In 2011, then-Harvard MBA student Katrina Lake founded Stitch Fix to solve a problem she herself was having: She wanted to buy clothes she loved without spending all her time shopping.
By combining the personal touch of trained stylists with a computer algorithm and a subscription model, Stitch Fix was able to serve its customer base and grow into a $3.8 billion company. But this past year, things have started to change.
Lake stepped down and former Bain & Co. partner Elizabeth Spaulding, who previously was Stitch Fix’s president, took the helm of the company Aug. 1. With a focus on driving further expansion, she has apparently been overseeing an increased reliance on algorithms for picking outfits for clients, drawing backlash from stylists (and some customers).
Now the San Francisco, California-based company made an even harder turn in favor of the robots, and away from the model that established its brand. “Freestyle,” launched in September, offers an experience more akin to shopping at a department store. It removes human stylists and subscription boxes from the equation entirely, and allows customers to shop for individual pieces with help from the algorithm.
The new vision has fans in the financial sector, who see Stitch Fix as trying to expand beyond the limits of the subscription-based personal styling market to capture more of the $127 billion in annual apparel and footwear sales in the countries where it operates. Spaulding has said that the goal is to build customers “their own personal store” and transform the online shopping experience.
But there are a few potential problems with that approach. For one thing, there are plenty of online clothing stores, so the market is much more competitive than for personalized subscription boxes. Second of all, the brick-and-mortar retailer experience Stitch Fix is trying to replicate online with Freestyle still exists in real life, and can be more enjoyable in person. And perhaps most importantly: If Stitch Fix’s customers wanted to shop for their own clothes, they wouldn’t have come to Stitch Fix in the first place.
“The company is putting all their eggs in the basket of Freestyle,” a former Stitch Fix stylist who we’ll call “John” (he wished to remain anonymous), told us. That could prove disastrous for the company if it’s the wrong bet.
Stylists have been particularly vocal about criticizing the new direction at Stitch Fix. They have complained that they are being pushed aside, are not treated fairly, and have been forced by the algorithm to select inappropriate items for clients — such as heavy coats for people in Florida.
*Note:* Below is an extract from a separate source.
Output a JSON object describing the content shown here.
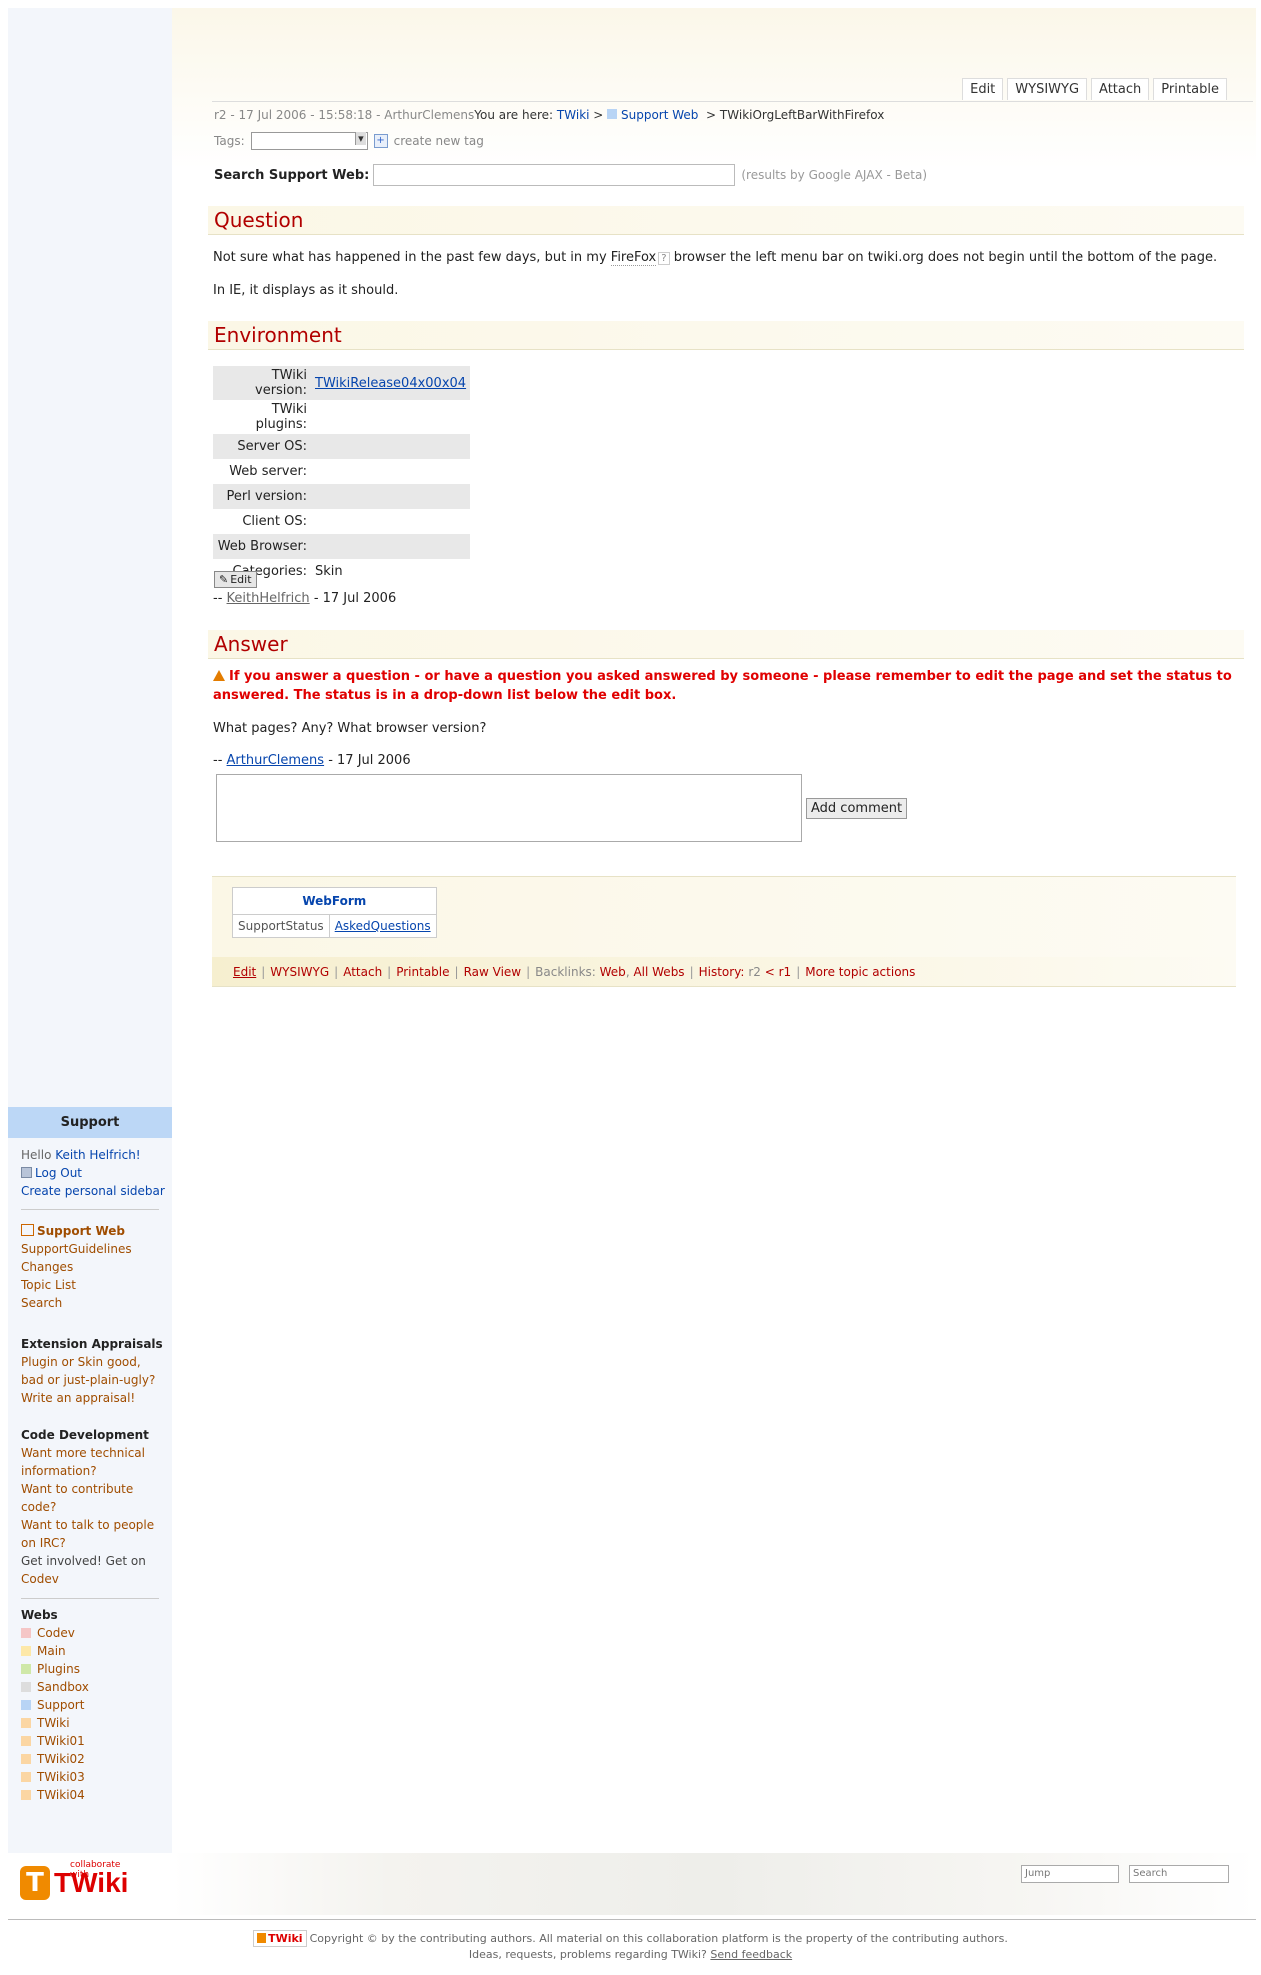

Speaking to us recently, John, the former Stitch Fix employee, described other concerning trends suggesting the company might be losing sight of its personal-styling focus.
Among those he pointed out: Stylists no longer see notes left by clients when they schedule their “fixes” (the word Stitch Fix uses for its subscription boxes of clothing). Access to consumer preferences has also been taken away from stylists. Time for putting together a “fix” has been cut down substantially, and stylists are only permitted to choose from options pre-selected by the algorithm.
We reached out to Stitch Fix for comment. The company's PR team provided a generic email response which did not address our questions and instead provided a list of media articles that had been published about the company and Lake.
Now Freestyle put the algorithm completely in charge. It is supposed to deliver items to a customer’s “personal store” based on what they’ve purchased in the past or shown interest in.
“What Freestyle does is it’s your own personalized store,” Spaulding said at Yahoo Finance’s recent All Market Summit. “You can open up our app or mobile web experience and we are dynamically generating a home feed and a shopping feed of looks just for you.
However, it’s unclear whether the service will measure up to these bold pronouncements. I’m a regular Stitch Fix customer. My personal Freestyle store’s first offering was a pair of brown leather wide-legged, capri-length culottes. I don’t wear brown, capri length items, or culottes. In six years of buying from Stitch Fix, I’ve never bought anything remotely similar to that option. In a perusal of my personal Freestyle offerings there was not a single thing I would purchase.
Spaulding’s background reflects her analytics-heavy approach. She joined Stitch Fix in January 2020. Before coming to the company, her career was mostly in consulting, having spent 21 years at Bain. She also spent about four years at retail tech platform MarkerSights, where she helped “predict product demand” yielded “better insights for leaders in the apparel and consumer sectors,” according to her LinkedIn profile.
Can Freestyle work? Maybe. But it could risk alienating customers who would rather pay the usual $20 styling fee to have items personally-selected for them, at least partly by human beings. In a crowded e-commerce universe, being able to shop for items in a “personal store” might not be a special enough experience to stand out.